By politics.co.uk staff
David Cameron's knows AV is wrong in his "guts", he told voters on a day that saw the debate on electoral reform cross party lines.
The prime minister was speaking at a No to AV event in London opposite John Reid, former Labour home secretary.
"It is obscure, unfair and expensive," Mr Cameron said of the AV system.
"It will mean that people who come third in elections can end up winning. It will make our politics less accountable and it would be a backward step for our country.
"Too often debates about AV are less like political arguments, and more like scientific discussions, where people get lost in a language of proportionality and preferences, probabilities and possibilities.
"Of course, some of these things are important. But for me, politics shouldn't be some mind-bending exercise. It's about what you feel in your gut - about the values you hold dear and the beliefs you instinctively have. And I just feel it, in my gut, that AV is wrong."
Mr Cameron argued that AV reduces voter power and politicians' accountability.
"I believe in the principle of one person, one vote. But AV will mean the votes of some people get counted more than others," Mr Cameron said.
"The biggest danger right now is that Britain sleepwalks into this second-rate system, waking up on May 6th with a voting system that damages our democracy permanently. We must not let that happen."
Lord Reid - a stringent critic of the Tories, often labelled as a Labour 'attack dog' - said the vote on AV "transcended party politics".
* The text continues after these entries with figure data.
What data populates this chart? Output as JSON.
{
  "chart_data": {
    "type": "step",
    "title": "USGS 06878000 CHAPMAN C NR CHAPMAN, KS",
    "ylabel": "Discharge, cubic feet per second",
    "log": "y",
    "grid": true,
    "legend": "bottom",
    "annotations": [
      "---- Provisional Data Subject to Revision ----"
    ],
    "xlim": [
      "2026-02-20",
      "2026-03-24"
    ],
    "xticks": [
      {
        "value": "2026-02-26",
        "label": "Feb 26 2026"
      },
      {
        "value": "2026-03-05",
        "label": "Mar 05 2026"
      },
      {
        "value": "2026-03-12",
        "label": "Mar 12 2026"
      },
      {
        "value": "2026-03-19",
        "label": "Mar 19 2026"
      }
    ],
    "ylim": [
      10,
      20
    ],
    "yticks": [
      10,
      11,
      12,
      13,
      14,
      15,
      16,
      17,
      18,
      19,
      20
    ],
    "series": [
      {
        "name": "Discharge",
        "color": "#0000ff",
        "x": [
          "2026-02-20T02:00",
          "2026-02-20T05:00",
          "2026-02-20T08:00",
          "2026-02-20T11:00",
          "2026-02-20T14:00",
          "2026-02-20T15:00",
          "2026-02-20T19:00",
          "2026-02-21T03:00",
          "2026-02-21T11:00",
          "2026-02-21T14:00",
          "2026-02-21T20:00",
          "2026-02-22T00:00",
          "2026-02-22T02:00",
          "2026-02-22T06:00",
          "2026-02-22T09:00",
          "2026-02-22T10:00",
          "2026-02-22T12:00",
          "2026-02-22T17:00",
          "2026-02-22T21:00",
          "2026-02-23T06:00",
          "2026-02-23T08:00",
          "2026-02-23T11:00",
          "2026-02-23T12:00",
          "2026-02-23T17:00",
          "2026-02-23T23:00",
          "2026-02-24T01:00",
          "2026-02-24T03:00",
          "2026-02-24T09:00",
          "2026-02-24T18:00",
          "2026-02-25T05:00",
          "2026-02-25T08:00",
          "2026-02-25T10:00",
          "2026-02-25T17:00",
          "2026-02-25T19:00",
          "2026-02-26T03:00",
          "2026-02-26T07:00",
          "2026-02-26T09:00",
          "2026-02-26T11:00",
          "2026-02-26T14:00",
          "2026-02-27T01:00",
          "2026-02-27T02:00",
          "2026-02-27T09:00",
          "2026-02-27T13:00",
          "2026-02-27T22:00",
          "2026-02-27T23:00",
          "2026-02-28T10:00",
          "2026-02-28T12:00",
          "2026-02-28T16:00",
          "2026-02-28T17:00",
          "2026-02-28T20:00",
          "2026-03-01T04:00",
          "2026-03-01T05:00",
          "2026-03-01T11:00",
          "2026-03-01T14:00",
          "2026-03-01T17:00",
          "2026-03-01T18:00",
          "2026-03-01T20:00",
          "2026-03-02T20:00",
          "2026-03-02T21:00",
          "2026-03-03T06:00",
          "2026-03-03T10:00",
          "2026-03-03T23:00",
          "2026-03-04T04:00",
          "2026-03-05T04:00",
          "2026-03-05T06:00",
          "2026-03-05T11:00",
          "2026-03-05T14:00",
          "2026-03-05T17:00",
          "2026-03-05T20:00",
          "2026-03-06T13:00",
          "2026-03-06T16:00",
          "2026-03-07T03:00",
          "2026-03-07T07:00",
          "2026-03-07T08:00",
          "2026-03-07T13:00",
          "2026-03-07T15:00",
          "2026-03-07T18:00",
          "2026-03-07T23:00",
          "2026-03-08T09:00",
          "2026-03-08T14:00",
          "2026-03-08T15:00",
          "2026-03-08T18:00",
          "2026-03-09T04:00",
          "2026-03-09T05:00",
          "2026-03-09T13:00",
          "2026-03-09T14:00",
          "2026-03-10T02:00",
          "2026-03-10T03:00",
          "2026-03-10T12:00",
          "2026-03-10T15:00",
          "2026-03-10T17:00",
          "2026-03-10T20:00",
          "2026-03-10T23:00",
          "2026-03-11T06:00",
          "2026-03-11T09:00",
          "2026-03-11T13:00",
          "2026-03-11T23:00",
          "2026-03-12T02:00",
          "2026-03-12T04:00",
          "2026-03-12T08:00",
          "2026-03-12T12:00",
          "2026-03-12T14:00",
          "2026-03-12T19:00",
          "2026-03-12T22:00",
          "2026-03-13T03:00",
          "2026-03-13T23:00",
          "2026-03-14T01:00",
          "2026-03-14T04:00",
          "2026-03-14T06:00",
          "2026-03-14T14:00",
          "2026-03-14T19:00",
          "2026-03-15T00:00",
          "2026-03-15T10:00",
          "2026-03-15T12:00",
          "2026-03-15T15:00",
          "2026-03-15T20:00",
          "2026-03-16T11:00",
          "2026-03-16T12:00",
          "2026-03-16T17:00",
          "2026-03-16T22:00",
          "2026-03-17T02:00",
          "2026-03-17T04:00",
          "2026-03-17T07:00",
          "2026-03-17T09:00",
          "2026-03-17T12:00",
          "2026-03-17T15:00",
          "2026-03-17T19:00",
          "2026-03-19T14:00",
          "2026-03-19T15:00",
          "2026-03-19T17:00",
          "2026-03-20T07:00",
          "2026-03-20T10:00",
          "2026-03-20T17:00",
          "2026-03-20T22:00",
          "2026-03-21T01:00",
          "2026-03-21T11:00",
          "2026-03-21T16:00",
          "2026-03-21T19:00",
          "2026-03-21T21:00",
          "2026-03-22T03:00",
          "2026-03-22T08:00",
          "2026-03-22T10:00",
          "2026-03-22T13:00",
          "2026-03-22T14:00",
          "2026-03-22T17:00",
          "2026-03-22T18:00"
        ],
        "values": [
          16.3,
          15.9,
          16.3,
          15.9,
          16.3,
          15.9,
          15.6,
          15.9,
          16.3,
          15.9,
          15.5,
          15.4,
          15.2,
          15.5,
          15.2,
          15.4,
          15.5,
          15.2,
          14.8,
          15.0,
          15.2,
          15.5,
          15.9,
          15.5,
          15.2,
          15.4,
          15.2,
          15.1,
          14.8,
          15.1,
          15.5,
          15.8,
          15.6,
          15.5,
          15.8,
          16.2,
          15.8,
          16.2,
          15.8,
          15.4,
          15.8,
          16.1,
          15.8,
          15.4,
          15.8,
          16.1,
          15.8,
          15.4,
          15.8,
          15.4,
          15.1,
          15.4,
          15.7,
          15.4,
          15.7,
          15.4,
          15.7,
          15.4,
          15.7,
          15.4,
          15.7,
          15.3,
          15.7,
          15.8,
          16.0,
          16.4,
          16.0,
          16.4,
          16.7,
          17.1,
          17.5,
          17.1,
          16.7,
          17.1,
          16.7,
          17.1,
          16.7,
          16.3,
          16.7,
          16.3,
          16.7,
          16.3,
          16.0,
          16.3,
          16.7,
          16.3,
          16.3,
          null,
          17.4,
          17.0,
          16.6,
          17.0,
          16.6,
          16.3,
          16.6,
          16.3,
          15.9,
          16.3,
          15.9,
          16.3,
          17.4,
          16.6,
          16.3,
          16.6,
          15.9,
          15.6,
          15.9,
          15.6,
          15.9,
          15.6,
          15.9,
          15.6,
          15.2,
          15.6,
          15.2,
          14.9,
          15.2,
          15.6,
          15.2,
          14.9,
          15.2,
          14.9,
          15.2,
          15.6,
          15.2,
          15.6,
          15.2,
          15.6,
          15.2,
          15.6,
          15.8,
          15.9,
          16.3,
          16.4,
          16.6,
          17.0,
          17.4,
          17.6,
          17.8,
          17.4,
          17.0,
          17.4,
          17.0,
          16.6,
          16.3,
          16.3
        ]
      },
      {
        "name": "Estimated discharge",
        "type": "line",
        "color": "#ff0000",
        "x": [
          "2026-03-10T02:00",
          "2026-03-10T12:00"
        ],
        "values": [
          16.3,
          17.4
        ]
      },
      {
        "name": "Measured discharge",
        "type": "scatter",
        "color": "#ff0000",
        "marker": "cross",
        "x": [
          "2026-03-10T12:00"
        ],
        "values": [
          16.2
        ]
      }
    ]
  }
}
"David and I are party people," he said. "But a political party is not an end in itself."
"There are some issues so important that they transcend party politics. Where we should rise above personal differences," he said.
"This is a positive campaign. It is defending the right of one person, one vote - a system that has been the cornerstone of our democracy for generations. That is the British way, it is the fairest way and it is the best way."
The former home secretary directed his bite towards the Liberal Democrats.
"It would not only be wrong, it would be an outrage to try to secure a change to the electoral system for tactical party advantage," he added.
"But there is a growing and well-founded suspicion that is at least partly the aims of the 'yes' campaign, and I include in that the leadership of the Lib Dems. Not a change in the public interest but a change, to some extent at least, based on narrow self-interest."